Breathing problems are the most common cause of illness for children with SMA.

Breathing Risks

In healthy individuals, the muscles between the ribs—called intercostal muscles—allow the chest to expand, filling the lungs with air. The diaphragm pulls the rib cage down, allowing the lungs to expand further. Individuals with SMA have very weak intercostal muscles, which compromises this normal breathing rhythm.

This can result in:

  • Weak and underdeveloped lungs
  • A weak cough
  • Severe risk from viral respiratory infections, even infections that only cause minor illness for healthy individuals
  • Increased risk of pneumonia 
  • Aspiration of food or drink
  • Hypoventilation, or shallow breathing, especially during sleep

Breathing Care

It is important to visit a pulmonologist (a doctor who specializes in respiratory care) soon after an SMA diagnosis. The pulmonologist will evaluate your child, establish a baseline for future testing, and create a proactive plan. This plan may include:

  • A schedule for continued assessment and monitoring. Children with SMA type I or type II typically need to be seen by a pulmonologist every 3-6 months, even if everything seems normal.

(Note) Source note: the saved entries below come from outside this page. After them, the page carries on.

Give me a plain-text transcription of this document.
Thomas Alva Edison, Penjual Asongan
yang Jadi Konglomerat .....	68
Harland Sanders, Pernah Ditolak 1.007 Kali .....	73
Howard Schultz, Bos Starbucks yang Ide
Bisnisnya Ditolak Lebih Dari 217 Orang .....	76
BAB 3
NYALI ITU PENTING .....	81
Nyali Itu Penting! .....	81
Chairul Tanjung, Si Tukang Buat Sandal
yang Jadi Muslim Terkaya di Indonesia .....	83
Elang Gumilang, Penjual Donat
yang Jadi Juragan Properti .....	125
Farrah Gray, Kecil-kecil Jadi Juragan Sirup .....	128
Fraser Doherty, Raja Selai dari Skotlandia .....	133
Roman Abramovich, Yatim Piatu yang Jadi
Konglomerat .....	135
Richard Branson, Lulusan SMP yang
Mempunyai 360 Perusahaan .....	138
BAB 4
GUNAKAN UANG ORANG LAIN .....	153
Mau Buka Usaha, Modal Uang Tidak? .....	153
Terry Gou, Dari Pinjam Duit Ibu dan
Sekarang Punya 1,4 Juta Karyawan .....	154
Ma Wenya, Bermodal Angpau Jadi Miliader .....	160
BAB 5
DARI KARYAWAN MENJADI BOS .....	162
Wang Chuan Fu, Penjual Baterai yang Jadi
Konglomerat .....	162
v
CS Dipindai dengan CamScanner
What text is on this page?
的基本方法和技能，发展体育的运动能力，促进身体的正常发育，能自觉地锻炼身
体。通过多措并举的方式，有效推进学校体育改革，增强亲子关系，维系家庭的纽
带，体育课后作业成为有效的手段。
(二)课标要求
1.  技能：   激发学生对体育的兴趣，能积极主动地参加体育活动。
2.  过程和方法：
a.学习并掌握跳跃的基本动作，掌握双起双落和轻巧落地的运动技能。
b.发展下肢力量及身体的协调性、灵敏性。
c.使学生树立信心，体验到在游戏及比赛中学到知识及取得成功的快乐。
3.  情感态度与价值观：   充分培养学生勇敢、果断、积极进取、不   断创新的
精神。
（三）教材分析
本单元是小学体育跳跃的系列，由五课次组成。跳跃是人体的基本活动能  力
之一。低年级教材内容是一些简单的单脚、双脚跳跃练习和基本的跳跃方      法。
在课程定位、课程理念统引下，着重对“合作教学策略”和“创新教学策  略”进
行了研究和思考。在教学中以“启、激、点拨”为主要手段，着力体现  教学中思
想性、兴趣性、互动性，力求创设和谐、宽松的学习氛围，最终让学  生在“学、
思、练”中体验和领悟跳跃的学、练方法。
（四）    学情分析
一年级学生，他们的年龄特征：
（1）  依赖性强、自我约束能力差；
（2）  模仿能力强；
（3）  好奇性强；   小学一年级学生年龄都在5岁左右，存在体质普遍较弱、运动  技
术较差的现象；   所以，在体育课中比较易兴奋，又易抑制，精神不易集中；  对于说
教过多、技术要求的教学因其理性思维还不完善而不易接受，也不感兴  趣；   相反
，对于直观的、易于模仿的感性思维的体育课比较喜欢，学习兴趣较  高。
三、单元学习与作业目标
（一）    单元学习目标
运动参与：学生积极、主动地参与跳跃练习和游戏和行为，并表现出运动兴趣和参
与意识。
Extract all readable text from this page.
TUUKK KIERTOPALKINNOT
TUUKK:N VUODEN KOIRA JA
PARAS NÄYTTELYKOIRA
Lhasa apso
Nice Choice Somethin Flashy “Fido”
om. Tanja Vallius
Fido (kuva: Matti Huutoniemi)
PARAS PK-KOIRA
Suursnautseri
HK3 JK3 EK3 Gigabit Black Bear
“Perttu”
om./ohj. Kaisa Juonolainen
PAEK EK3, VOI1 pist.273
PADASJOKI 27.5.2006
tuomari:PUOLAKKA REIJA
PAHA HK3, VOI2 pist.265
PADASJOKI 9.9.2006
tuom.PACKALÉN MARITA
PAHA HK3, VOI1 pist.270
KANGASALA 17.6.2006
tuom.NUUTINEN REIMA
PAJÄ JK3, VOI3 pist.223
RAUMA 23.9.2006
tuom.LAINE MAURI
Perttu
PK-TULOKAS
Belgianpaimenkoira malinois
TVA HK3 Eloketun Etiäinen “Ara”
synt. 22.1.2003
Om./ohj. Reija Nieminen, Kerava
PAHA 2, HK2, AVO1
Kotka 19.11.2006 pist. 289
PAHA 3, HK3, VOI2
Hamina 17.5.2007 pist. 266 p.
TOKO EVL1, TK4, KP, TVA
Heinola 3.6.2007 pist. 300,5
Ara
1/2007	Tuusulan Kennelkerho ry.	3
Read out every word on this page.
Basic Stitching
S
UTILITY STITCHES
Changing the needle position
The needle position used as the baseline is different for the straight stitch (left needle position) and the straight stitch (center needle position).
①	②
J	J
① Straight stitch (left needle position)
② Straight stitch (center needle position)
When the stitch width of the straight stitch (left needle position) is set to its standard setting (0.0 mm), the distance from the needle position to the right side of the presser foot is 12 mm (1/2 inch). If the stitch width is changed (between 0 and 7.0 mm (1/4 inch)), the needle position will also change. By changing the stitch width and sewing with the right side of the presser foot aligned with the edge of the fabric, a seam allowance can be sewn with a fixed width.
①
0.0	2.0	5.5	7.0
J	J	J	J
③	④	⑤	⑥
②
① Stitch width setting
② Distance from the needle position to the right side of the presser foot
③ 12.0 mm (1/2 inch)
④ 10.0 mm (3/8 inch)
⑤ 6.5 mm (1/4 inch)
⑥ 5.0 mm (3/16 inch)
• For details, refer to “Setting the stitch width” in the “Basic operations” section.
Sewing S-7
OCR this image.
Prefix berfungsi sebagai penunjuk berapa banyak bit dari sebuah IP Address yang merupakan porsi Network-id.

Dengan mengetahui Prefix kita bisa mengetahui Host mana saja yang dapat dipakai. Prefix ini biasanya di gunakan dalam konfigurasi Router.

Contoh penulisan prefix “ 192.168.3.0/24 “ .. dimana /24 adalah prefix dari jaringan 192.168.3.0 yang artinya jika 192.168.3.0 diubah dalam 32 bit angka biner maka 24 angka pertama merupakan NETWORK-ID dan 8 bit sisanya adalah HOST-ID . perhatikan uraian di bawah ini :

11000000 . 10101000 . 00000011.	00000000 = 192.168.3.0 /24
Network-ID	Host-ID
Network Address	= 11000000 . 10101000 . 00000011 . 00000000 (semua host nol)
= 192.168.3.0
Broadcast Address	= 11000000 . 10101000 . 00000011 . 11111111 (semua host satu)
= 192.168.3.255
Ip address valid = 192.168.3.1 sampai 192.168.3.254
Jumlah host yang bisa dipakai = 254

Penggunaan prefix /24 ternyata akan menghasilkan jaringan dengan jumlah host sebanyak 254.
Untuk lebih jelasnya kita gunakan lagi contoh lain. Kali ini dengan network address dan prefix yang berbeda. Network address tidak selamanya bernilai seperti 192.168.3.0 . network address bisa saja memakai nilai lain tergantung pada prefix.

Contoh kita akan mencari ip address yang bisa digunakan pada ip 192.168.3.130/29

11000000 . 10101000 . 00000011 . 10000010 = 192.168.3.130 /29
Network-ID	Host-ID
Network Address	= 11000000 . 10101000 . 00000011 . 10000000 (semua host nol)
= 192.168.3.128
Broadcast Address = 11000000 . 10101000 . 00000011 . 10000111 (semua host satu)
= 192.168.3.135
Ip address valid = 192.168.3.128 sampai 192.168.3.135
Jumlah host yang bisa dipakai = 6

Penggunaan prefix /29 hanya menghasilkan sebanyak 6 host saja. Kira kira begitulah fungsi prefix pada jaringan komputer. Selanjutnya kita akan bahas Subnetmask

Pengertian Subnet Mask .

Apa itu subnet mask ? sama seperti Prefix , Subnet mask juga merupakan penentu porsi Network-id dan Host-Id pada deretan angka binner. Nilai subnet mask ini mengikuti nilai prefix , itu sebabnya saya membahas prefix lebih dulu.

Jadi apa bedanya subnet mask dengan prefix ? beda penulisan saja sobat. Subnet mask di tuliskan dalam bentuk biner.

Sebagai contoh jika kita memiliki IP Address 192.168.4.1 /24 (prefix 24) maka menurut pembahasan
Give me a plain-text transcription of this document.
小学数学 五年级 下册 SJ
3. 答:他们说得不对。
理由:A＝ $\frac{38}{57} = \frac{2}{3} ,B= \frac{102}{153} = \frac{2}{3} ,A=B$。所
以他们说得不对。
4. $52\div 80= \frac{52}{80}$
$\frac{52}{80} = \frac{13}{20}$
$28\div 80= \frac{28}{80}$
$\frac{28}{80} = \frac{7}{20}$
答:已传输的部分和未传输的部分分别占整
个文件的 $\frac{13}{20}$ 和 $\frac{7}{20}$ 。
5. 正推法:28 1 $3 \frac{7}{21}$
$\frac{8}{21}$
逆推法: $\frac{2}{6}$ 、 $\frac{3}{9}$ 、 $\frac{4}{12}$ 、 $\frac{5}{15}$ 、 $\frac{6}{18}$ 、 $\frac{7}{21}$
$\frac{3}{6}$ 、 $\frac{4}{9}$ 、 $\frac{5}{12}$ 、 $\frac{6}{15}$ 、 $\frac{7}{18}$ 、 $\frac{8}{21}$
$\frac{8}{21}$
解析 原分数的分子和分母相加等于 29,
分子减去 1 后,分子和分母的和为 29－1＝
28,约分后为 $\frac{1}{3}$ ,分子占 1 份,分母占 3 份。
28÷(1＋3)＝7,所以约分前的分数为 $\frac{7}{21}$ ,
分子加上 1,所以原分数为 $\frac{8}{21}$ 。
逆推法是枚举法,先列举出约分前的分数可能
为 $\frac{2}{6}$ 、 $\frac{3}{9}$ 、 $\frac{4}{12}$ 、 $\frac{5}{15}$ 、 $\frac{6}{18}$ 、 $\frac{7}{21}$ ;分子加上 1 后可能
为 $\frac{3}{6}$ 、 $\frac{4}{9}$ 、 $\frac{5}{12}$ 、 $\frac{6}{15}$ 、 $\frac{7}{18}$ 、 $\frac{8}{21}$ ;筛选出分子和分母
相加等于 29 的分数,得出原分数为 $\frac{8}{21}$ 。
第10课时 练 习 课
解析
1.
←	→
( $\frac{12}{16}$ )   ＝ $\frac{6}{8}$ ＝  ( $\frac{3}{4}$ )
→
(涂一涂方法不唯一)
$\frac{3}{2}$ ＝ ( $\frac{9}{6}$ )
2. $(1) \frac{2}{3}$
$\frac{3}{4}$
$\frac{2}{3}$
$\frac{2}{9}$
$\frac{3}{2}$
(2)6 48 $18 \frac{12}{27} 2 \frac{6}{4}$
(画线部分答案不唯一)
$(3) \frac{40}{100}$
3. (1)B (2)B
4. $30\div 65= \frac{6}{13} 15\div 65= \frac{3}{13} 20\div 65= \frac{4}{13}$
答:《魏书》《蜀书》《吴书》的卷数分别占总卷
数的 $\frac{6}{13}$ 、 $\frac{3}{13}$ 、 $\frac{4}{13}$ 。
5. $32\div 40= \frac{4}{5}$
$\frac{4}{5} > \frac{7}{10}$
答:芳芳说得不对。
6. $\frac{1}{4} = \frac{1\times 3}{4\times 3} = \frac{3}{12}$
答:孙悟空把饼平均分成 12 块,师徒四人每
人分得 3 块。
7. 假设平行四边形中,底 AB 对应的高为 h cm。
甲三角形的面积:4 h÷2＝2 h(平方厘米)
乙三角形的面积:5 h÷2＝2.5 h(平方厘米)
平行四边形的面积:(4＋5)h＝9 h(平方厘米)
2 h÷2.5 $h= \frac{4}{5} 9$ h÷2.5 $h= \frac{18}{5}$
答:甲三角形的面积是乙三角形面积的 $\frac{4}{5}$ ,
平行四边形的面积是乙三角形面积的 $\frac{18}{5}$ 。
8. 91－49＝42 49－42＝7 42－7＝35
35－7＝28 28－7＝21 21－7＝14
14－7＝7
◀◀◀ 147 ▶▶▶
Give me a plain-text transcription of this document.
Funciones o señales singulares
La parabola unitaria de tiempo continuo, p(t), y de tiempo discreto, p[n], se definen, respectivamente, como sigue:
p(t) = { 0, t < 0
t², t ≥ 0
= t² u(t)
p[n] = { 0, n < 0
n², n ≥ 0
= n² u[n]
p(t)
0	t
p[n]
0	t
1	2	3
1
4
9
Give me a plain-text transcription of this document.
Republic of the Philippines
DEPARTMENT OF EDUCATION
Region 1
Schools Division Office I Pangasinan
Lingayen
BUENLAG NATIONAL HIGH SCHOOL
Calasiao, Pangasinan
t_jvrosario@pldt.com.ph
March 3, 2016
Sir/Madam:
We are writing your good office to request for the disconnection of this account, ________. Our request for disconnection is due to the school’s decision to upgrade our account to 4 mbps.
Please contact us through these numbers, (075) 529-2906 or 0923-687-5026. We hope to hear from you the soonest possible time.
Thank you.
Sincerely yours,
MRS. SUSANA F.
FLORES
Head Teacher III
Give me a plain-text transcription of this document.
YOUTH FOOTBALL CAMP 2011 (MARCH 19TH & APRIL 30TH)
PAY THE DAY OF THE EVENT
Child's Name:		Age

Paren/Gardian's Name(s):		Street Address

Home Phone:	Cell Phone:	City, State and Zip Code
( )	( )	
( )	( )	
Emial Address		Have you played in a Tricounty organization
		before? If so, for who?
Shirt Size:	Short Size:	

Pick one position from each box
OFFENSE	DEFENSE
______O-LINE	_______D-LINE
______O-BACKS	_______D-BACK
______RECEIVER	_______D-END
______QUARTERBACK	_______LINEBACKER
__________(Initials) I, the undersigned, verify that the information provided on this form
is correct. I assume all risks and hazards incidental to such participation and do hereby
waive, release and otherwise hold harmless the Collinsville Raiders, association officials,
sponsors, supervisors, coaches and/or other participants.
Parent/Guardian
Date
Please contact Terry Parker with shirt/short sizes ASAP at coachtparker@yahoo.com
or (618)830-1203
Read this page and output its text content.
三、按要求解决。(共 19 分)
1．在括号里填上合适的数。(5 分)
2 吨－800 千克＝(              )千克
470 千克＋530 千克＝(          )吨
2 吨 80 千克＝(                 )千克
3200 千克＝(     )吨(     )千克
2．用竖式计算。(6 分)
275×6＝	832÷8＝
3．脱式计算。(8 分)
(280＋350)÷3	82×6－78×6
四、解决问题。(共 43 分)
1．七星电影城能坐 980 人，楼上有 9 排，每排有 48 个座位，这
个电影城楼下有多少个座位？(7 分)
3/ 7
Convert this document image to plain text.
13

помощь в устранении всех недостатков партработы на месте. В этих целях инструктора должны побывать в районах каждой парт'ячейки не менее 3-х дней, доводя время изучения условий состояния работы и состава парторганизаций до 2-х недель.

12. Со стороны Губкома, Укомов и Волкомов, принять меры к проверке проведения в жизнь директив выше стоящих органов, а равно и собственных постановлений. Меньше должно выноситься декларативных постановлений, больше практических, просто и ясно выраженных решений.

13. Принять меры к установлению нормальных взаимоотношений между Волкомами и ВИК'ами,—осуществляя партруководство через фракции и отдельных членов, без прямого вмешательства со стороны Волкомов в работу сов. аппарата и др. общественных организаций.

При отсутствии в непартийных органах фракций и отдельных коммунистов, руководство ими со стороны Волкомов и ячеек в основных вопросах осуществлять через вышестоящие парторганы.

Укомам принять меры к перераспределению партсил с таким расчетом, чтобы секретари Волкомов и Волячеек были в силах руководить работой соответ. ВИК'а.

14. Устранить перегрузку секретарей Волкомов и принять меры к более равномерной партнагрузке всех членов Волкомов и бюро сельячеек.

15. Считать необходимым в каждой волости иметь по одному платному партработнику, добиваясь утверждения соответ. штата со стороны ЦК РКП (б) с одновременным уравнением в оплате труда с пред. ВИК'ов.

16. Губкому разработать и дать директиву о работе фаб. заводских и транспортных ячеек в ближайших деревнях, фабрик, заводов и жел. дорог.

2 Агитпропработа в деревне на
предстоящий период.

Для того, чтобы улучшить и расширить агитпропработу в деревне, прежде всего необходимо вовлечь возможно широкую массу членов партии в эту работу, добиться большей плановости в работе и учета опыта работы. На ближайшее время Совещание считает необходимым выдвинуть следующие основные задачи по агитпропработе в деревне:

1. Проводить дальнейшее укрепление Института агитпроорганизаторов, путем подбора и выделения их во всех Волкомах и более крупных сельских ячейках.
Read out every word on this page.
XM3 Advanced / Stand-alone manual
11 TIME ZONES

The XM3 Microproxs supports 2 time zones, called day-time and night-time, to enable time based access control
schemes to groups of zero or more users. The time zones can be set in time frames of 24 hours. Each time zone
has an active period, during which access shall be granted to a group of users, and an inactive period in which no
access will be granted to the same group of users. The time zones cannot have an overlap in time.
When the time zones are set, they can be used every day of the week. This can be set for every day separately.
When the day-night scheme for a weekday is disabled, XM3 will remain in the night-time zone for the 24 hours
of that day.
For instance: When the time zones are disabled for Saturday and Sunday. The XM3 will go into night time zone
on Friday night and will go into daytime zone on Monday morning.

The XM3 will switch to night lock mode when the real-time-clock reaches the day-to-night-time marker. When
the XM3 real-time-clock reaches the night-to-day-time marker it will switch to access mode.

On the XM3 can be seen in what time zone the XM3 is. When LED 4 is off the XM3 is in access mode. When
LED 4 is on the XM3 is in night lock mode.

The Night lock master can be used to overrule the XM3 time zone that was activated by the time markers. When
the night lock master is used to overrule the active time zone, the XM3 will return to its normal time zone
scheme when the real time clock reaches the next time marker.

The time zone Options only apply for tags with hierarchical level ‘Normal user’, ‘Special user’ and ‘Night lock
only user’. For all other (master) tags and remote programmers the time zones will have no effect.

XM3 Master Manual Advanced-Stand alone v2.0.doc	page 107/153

Individuals with SMA type III may have less frequent visits.
  • A plan to assist with coughing, airway clearance, and removal of mucus and other secretions.
  • A system to measure and maintain oxygen levels in the blood.
  • Guidelines for care during certain situations, including sleep, illness, and preparation for or recovery from surgery.
  • Breathing support, also called ventilation


The choice of breathing support can be invasive or non-invasive.  This can be a complicated and difficult decision. 

Non-invasive ventilation is breathing support delivered through a mask over the nose, or nose and mouth. Bi-level positive airway pressure (BiPAP, pronounced “bye-pap”) is a common form of non-invasive ventilation.

Invasive ventilation is breathing support delivered through a tube that goes inside the body. An endotracheal tube, which is inserted through the mouth, is one form of invasive ventilation. For long-term invasive ventilation, a tracheostomy tube is usually required. During a surgical procedure, the doctor makes a small incision in the child’s neck, and inserts the tube directly into the trachea.

Many individuals with SMA type II or type III manage with non-invasive ventilation. They may use breathing support only during sleep or illness, or more frequently. They may also use special machines or exercises to assist in coughing.

Individuals with SMA type I need greater assistance with breathing. These decisions are made based on the child’s needs and on the course of care chosen. Parents should openly and honestly discuss their options with their doctor, as soon as possible after diagnosis.